Hi Team, We are trying to run our workflow in GPU,...
# ask-the-community
v
Hi Team, We are trying to run our workflow in GPU, but when we are running the flyte task we are getting following error:
Copy code
File "/opt/venv/lib/python3.9/site-packages/torch/distributed/distributed_c10d.py", line 1024, in _new_process_group_helper
        backend_class = ProcessGroupNCCL(backend_prefix_store, group_rank, group_size, pg_options)

Message:

    ProcessGroupNCCL is only supported with GPUs, no GPUs found!
We have also added the check in the start of the task about GPU availability and what i can see is that torch is able to identify the GPU :
Copy code
INFO:dummy.test_gpu:GPU is available in your machine with following device count : 1
2023-09-13 17:00:31,611 [dummy.test_gpu] [INFO ]  GPU is available in your machine with following device count : 1 
GPU available: True (cuda), used: True
The EC2 instance type we are using :
g4dn.xlarge
Can anyone help me with this. Is it possible to define the instance type in flytekit.task resources
k
You can specify instance through labels
You shouldn’t do that inverse pattern
But coming soon to a Flyte near you us gpu type selection- cc @jeev
@Vipul Goswami can you share your snippet of config in the task decorator
v
Copy code
@task(requests=Resources(cpu="100m", mem="1Gi", gpu="1"),
    limits=Resources(cpu="200m", mem="6Gi", gpu="1"),
)
def test_run(
Its a pretty simple config nothing special i have added
k
Ohh then why are you using distributed training?

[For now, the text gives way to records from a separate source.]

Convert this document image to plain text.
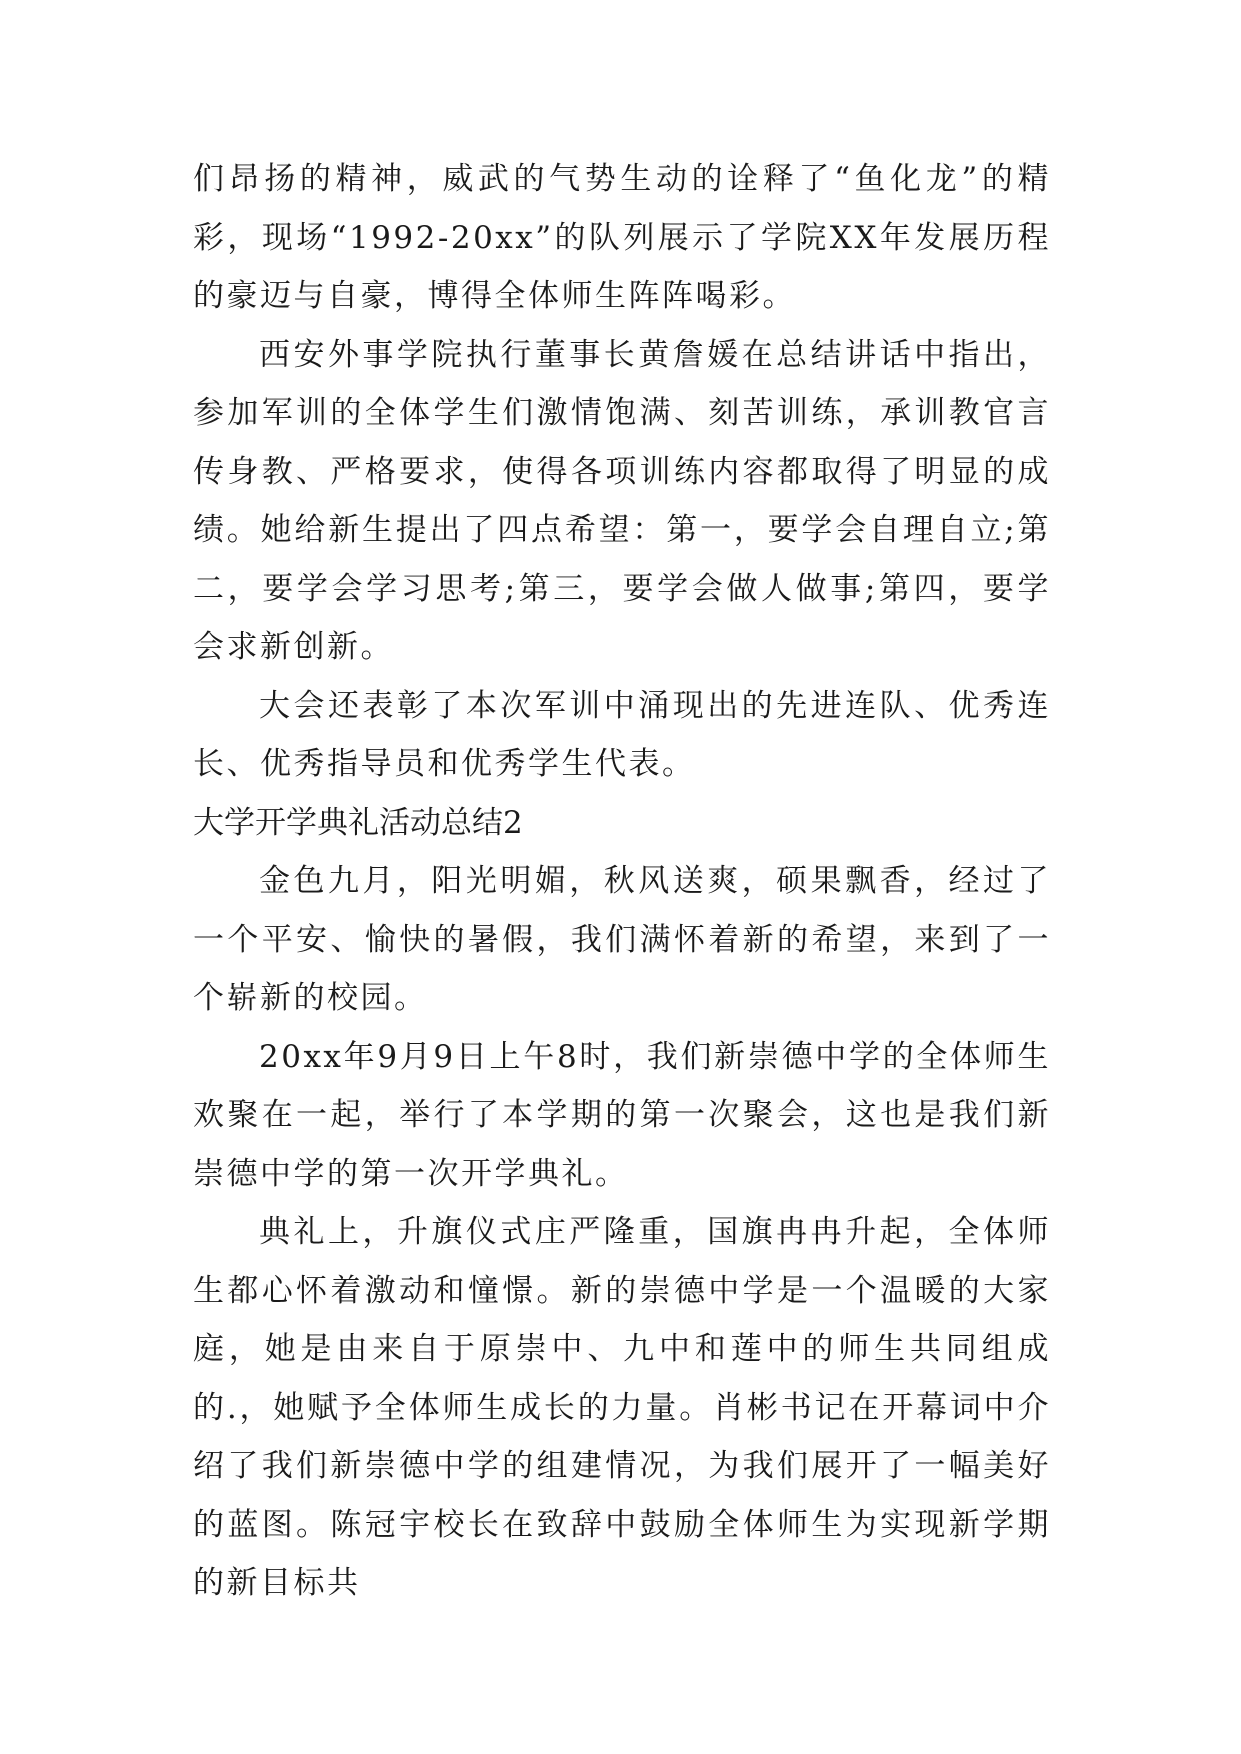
们昂扬的精神，威武的气势生动的诠释了“鱼化龙”的精彩，现场“1992-20xx”的队列展示了学院XX年发展历程的豪迈与自豪，博得全体师生阵阵喝彩。

西安外事学院执行董事长黄詹媛在总结讲话中指出，参加军训的全体学生们激情饱满、刻苦训练，承训教官言传身教、严格要求，使得各项训练内容都取得了明显的成绩。她给新生提出了四点希望：第一，要学会自理自立;第二，要学会学习思考;第三，要学会做人做事;第四，要学会求新创新。

大会还表彰了本次军训中涌现出的先进连队、优秀连长、优秀指导员和优秀学生代表。

大学开学典礼活动总结2

金色九月，阳光明媚，秋风送爽，硕果飘香，经过了一个平安、愉快的暑假，我们满怀着新的希望，来到了一个崭新的校园。

20xx年9月9日上午8时，我们新崇德中学的全体师生欢聚在一起，举行了本学期的第一次聚会，这也是我们新崇德中学的第一次开学典礼。

典礼上，升旗仪式庄严隆重，国旗冉冉升起，全体师生都心怀着激动和憧憬。新的崇德中学是一个温暖的大家庭，她是由来自于原崇中、九中和莲中的师生共同组成的.，她赋予全体师生成长的力量。肖彬书记在开幕词中介绍了我们新崇德中学的组建情况，为我们展开了一幅美好的蓝图。陈冠宇校长在致辞中鼓励全体师生为实现新学期的新目标共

You don’t need a process group
v
Sorry what do you mean by distributed training (I am new bie to this field)
k
If you want to still set it up - my recommendation use flytekit elastic plugin
Vipul - no worries- single gpu vs multi gpu training is different- from the error it seems your code is trying to setup multi gpu
v
Ok but in that case i dont think at this moment we need to use multi gpu. So as per my understanding you are suggesting to use to
flytekit elastic plugin
to use only single Single gpu
k
It will scale from one to n
And I agree you shouldn’t need to use more than one
But then you have to modify your code
v
But then you have to modify your code
Thats fine we can do that. but would it be possible to share about how can i define the instance type in flyte recources section
s
You cannot specify GPU type in the task resources. That's still being worked on: https://github.com/flyteorg/flyte/discussions/3796. If you aren't using distributed training, not sure why your code is hitting that specific code. Are you running an example from the docs?
v
I am running the code provided by our Data Scientist, but i suspect is that i am using number of worker as 4 (but as a suspect)
s
Could you share your configuration?
v
Copy code
metadata:
    name: local
    phase: serve
  training:
    accelerator: gpu
    num_workers: 4
    hyperparameters:
      batch_size: 4096
      embedding_dim: 10
      weight_decay: 1e-6
      lr: 0.005
      optim_func: XXX
      loss_func: XXX
      max_epochs: 10
s
I meant, are you using any plugin?